Oleh karena itu, dari semula ajaran Musa itu sudah mendapat perlawanan hebat dari Firaun. Dengan demikian, supaya orang menerima seruannya itu, ia diperkuat oleh mujizat-mujizat. Ia melemparkan tongkatnya, dan tongkat itu menjadi seekor ular yang bergerak-gerak, menelan semua hasil pekerjaan tukang tukang sihir Firaun itu. Itupun tidak memberi hasil apa-apa buat Musa. Terpaksa ia meninggalkan Mesir tanah airnya. Dalam hijrahnya itupun diperkuat pula ia dengan sebuah mujizat yaitu terbelahnya jalan di tengah-tengah air lautan itu.
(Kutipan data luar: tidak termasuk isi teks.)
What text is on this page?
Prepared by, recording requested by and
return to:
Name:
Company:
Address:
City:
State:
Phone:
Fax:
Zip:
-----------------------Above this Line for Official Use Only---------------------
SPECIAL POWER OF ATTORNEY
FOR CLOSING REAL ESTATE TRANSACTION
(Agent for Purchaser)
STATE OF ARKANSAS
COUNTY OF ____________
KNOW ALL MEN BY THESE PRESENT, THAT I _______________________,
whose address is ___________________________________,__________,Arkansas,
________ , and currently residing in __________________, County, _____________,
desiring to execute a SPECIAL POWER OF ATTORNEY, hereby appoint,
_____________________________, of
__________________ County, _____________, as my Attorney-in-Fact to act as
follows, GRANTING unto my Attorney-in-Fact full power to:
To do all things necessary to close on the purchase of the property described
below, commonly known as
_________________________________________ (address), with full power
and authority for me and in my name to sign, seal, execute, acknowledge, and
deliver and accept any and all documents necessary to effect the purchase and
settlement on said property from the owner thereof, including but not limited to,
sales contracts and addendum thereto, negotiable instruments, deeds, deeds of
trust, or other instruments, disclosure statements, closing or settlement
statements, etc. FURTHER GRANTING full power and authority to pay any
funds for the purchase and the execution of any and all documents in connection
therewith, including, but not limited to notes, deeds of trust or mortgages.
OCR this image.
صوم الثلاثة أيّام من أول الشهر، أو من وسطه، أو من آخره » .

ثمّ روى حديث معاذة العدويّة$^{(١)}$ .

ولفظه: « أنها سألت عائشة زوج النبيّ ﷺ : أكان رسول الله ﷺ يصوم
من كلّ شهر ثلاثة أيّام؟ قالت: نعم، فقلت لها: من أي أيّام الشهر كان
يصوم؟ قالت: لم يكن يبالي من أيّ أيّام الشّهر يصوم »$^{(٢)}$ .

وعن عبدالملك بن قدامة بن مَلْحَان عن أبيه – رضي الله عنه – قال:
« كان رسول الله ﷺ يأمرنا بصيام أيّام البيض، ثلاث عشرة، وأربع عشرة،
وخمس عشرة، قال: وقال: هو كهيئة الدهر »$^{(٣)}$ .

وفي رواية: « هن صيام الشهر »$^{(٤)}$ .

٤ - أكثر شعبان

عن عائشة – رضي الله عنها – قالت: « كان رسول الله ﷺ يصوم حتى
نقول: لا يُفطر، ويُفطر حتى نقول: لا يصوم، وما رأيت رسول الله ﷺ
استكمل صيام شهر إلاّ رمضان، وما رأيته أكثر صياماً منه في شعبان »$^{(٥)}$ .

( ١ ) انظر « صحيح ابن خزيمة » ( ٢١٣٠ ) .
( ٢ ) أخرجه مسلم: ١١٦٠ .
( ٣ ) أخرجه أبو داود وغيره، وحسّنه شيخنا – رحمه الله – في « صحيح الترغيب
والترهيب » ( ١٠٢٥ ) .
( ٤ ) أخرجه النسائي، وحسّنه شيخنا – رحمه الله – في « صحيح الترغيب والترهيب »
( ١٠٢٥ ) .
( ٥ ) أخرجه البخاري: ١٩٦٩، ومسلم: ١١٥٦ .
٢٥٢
Juga Isa, yang dilahirkan di Nazareth di bilangan Palestina, yang pada waktu itu merupakan wilayah Rumawi yang berada di bawah kekuasaan kaisar-kaisar dengan segala kekejamannya sebagai pihak penjajah dan kekuasaan dewa-dewa Rumawi, mengajak orang supaya sabar menghadapi kekejaman itu dan bertobat bagi yang menyesal dan macam-macam perasaan belaskasih lagi, yang oleh pihak penguasa justru dianggap pemberontakan terhadap kekuasaan mereka. Maka Isa juga diperkuat dengan mujizat-mujizat: menghidupkan orang mati dan menyembuhkan orang sakit; dan yang lain diperkuat oleh Ruh Kudus. Memang benar, bahwa inti ajaran-ajaran mereka itu pada dasarnya bertemu dengan inti ajaran-ajaran Muhammad juga, lepas dari detail yang bukan tempatnya untuk dijelaskan di sini. Akan tetapi motif yang berbagai macam ini, dan yang terutama motif politik, adalah yang menjadi tujuannya juga.
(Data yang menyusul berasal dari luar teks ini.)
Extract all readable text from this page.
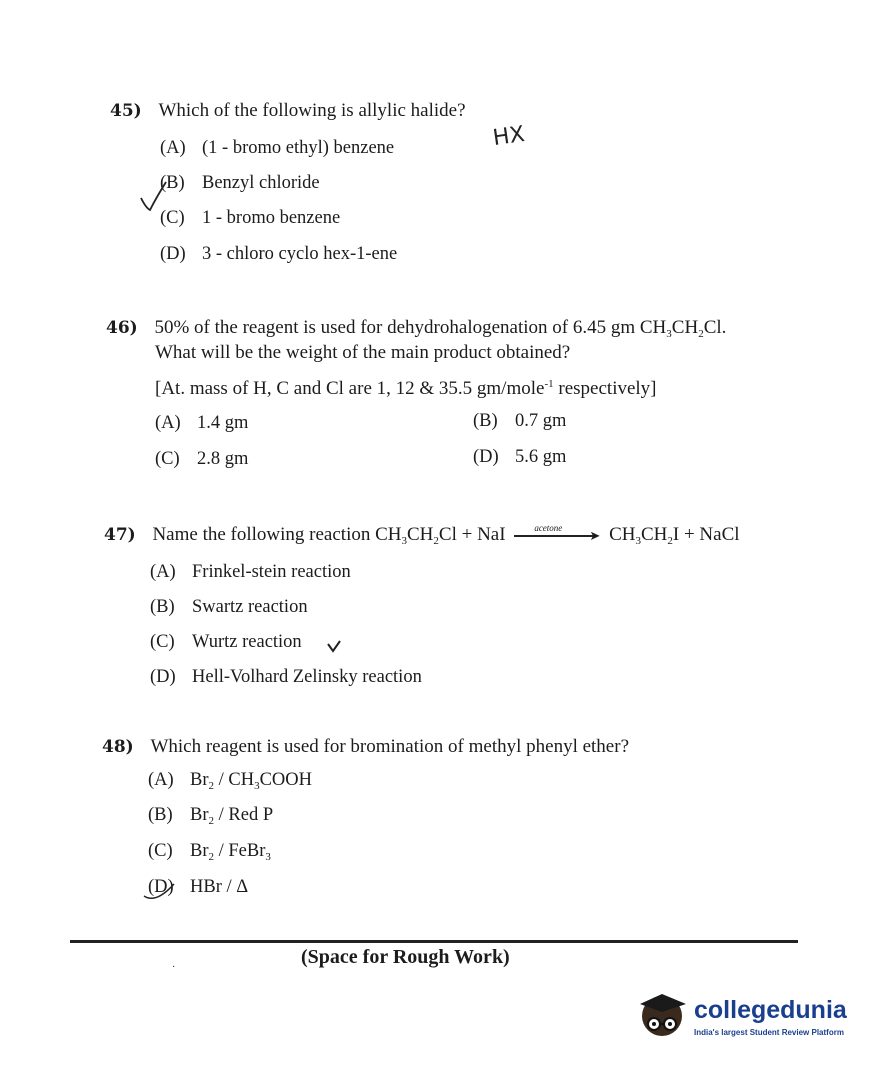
45) Which of the following is allylic halide?
HX
(A) (1 - bromo ethyl) benzene
(B) Benzyl chloride
(C) 1 - bromo benzene
(D) 3 - chloro cyclo hex-1-ene
46) 50% of the reagent is used for dehydrohalogenation of 6.45 gm $CH_3CH_2Cl$.
What will be the weight of the main product obtained?
[At. mass of H, C and Cl are 1, 12 & 35.5 gm/mole$^{-1}$ respectively]
(A) 1.4 gm	(B) 0.7 gm
(C) 2.8 gm	(D) 5.6 gm
47) Name the following reaction $CH_3CH_2Cl$ + NaI	acetone ➤ $CH_3CH_2I$ + NaCl
(A) Frinkel-stein reaction
(B) Swartz reaction
(C) Wurtz reaction
(D) Hell-Volhard Zelinsky reaction
48) Which reagent is used for bromination of methyl phenyl ether?
(A) $Br_2$ / $CH_3COOH$
(B) $Br_2$ / Red P
(C) $Br_2$ / FeBr$_3$
(D) HBr / Δ
·	(Space for Rough Work)
collegedunia
India's largest Student Review Platform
Sebaliknya Muhammad, keadaannya seperti yang kita sebutkan di atas, sifat ajarannya adalah intelektual dan spiritual. Dasarnya adalah mengajak kepada kebenaran, kebaikan dan keindahan. Suatu ajakan yang berdiri sendiri dari mula sampai akhir. Karena jauhnya dari segala pertentangan politik, struktur republik yang sudah ada di Mekah itu tidak pernah mengalami sesuatu kekacauan.
Mungkin pembaca akan terkejut bila saya katakan, bahwa antara dakwah Muhammad dengan metoda ilmiah modern mempunyai persamaan yang besar sekali. Metoda ilmiah ini ialah mengharuskan kita - apabila kita hendak mengadakan suatu penyelidikan - terlebih dulu membebaskan diri dari segala prasangka, pandangan hidup dan kepercayaan yang sudah ada pada diri kita yang berhubungan dengan penyelidikan itu. Di situlah kita memulai dengan mengadakan observasi dan eksperimen, mengadakan perbandingan yang sistematis, kemudian baru dengan silogisma yang sudah didasarkan kepada premisa-premisa tadi. Apabila semua itu sudah dapat disimpulkan, maka kesimpulan demikian itu dengan sendirinya masih perlu dibahas dan diselidiki lagi. Tetapi bagaimanapun juga ini sudah merupakan suatu data ilmiah selama penyelidikan tersebut belum memperlihatkan kekeliruan. Metoda ilmiah demikian ini ialah yang terbaik yang pernah dicapai umat manusia demi kemerdekaan berpikir. Metoda dan dasar-dasar dakwah demikian inilah pula yang menjadi pegangan Muhammad.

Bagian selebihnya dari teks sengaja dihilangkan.